Even stranger, I wasn’t moved by anyone speaking. It was during a live performance by Andrei Matorin, a professional violinist and composer.
Matorin accompanied the marquee keynote by Pamela Abalu and Chindeu Echeruo, who delivered a dramatic presentation about designing environments and organizations for love and happiness.
But it was while listening to Matorin’s music when I made a powerful connection to another message I heard earlier in the conference.
Just minutes before, I watched Jason Feifer, energetic editor-in-chief of Entrepreneur magazine, talk about how he defines entrepreneurs (“anyone who makes things happen”) … and three key entrepreneurial mindsets, all centered on the willingness to embrace change.
Feifer emphasized true entrepreneurs never see themselves as finished … they are never one thing, always evolving. This has been referred to as being in “permanent beta.”
I saw this concept embodied in Matorin’s music.

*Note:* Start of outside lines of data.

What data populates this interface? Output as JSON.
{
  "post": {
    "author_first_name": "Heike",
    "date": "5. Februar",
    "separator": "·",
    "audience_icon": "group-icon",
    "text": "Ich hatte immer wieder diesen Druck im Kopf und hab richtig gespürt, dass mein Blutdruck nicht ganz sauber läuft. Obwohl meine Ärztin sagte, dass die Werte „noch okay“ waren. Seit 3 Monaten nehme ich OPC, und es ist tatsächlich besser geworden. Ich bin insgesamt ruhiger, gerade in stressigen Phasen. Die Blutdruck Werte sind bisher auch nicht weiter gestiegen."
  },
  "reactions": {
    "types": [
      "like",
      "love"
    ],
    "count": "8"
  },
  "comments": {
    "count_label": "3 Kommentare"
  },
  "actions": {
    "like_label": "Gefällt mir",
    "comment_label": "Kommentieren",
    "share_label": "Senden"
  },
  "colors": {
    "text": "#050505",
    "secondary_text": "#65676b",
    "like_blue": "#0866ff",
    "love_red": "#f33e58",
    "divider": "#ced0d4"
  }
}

When we expect to hear a violinist, that familiar, classical sound comes immediately to mind, doesn’t it? Matorin was not this. He started quietly, plucking the violin strings while fidgeting with a couple of contraptions at his feet. I’m not that familiar with musical instruments, so I later learned these were looper pedals, which Matorin uses to record snippets of music and then layer all of his loops together into harmonizing beauty.
I found one of his YouTube videos to show you exactly what I mean:
As Matorin plucked for a few moments and then switched to gliding across the strings, building layer upon layer of sounds, I realized our work lives mimic this individual symphony.
Perhaps we start one job … our days and years becoming a routine loop … then we shift and do something else, building a different kind of sound. I tried to imagine my own career path like this looped song … what the beat would sound like, where the flares of joy would burst out, when the pace would become more erratic, like around the time I switched from a career in newspaper journalism to community college grant work. All of those exciting and proud and scary memories welled up into tears as I listened to Matorin perform.
What would your life’s work sound like?
Thinking about career loops in musical terms doesn’t seem as scary, especially when you are the artist in control. The song would be extremely boring if we didn’t layer and change it up and experiment with new sounds.
We all face anxieties about our jobs … about our skills, about technology, about what we don’t have much control over. The members of our community are struggling with the same uncertainty. How can Virginia Western help them compose the most beautiful, imaginative songs as possible, for just one loop or a few loops in their lives?